Policy recommendations for local authorities
Based on the research, local authorities are encouraged to adopt the following strategies:
- Protect and increase core funding for advice services to enable a people-centred approach: Legal assistance clearly works and saves the government money in the long run by directly preventing the need for expensive temporary council housing and crisis interventions. But it only works if support does not have to stop halfway because of silos and uncoordinated funding streams. Supporting core running costs gives legal services the time horizon they need to hire, train and retain specialist staff, maintain outcome-oriented data infrastructure, and build the long-term capacity to deliver holistic assistance.
- Fund responsive, cross-domain support: Sustain funding for early intervention rather than waiting until residents are at the point of crisis (e.g., the day of an eviction hearing), or qualify for a specific grant-funded project. Funding should empower advice centres to tackle overlapping problems, including housing issues, benefit challenges, and the financial pressures that often accompany them, at any point of the legal journey. A narrow, case-by-case approach risks missing opportunities for income maximisation, leaving unclaimed entitlements and incorrect benefit decisions unaddressed, even where these are central to stabilising their financial and housing circumstances.
- Collaborate and use existing data to prevent crises: Local councils and legal services should establish secure pathways to share administrative data. Residents facing legal problems often show markers of specific vulnerability in the council’s data. This allows authorities to proactively identify people at risk of legal crises such as homelessness before it escalates further, and ensure they receive their full legal entitlements. The Renters’ Rights Act will for example mean that local authorities need to support residents to take on a stronger role in identifying and enforcing lawful landlord behaviour.
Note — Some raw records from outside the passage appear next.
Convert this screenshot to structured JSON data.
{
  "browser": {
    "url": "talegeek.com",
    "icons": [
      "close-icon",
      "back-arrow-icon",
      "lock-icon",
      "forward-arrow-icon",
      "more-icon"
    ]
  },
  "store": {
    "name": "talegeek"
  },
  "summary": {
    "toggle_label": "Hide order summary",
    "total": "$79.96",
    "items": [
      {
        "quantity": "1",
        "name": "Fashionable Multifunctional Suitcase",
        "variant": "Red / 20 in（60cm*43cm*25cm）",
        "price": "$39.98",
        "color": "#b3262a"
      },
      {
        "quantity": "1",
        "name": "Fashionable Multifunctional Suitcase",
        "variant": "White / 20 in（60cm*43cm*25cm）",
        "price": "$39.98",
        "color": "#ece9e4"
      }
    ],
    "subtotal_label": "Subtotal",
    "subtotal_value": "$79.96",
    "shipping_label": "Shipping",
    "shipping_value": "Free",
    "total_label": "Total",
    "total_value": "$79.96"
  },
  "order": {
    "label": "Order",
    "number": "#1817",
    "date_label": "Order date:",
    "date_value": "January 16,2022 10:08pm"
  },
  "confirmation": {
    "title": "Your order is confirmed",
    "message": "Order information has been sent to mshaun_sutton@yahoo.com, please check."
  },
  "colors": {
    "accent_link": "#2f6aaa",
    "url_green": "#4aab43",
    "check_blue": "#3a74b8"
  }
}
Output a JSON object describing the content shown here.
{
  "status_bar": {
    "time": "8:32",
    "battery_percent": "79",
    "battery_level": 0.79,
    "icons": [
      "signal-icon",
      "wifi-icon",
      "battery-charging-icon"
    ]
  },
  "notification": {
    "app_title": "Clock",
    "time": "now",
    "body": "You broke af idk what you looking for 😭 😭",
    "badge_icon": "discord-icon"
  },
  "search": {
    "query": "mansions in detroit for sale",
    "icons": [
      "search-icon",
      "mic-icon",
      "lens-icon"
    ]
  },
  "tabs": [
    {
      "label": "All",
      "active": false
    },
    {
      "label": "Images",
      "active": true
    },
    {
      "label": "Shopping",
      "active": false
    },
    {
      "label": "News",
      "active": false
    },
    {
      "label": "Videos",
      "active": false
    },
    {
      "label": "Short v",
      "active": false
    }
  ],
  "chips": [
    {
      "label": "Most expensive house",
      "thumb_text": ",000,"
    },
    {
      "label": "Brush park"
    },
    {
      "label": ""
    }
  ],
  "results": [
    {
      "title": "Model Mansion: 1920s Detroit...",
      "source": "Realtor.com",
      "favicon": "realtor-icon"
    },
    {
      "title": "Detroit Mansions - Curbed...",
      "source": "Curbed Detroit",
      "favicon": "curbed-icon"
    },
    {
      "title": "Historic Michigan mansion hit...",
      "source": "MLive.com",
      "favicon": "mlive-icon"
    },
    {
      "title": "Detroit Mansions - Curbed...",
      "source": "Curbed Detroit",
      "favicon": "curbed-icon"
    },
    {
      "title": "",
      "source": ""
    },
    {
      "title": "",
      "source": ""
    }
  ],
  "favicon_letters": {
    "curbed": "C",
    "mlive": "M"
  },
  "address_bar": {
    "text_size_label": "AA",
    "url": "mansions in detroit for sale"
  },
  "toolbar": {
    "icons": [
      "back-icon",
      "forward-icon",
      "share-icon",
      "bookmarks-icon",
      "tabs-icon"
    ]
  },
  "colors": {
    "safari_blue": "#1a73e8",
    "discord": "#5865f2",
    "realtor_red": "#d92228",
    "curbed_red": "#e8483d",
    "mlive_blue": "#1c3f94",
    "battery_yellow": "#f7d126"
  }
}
Conclusion: the value of holistic advice
This research conclusively demonstrates that specialist, cross-domain legal assistance works . When a service can address the “whole person” and accompany them through the full legal journey, the outcomes are transformative. This means combining legal support, housing advice and representation, benefits checks, and referrals to mental health and social services, without having to stop support where legal aid or short-term project funding end. For a local authority, funding a specialist legal advice facility is an investment in homelessness prevention, poverty alleviation, and community health. The data shows that without these services, vulnerable residents face circular referral journeys, deteriorating mental health, and escalating crises that ultimately cost the public purse far more to resolve.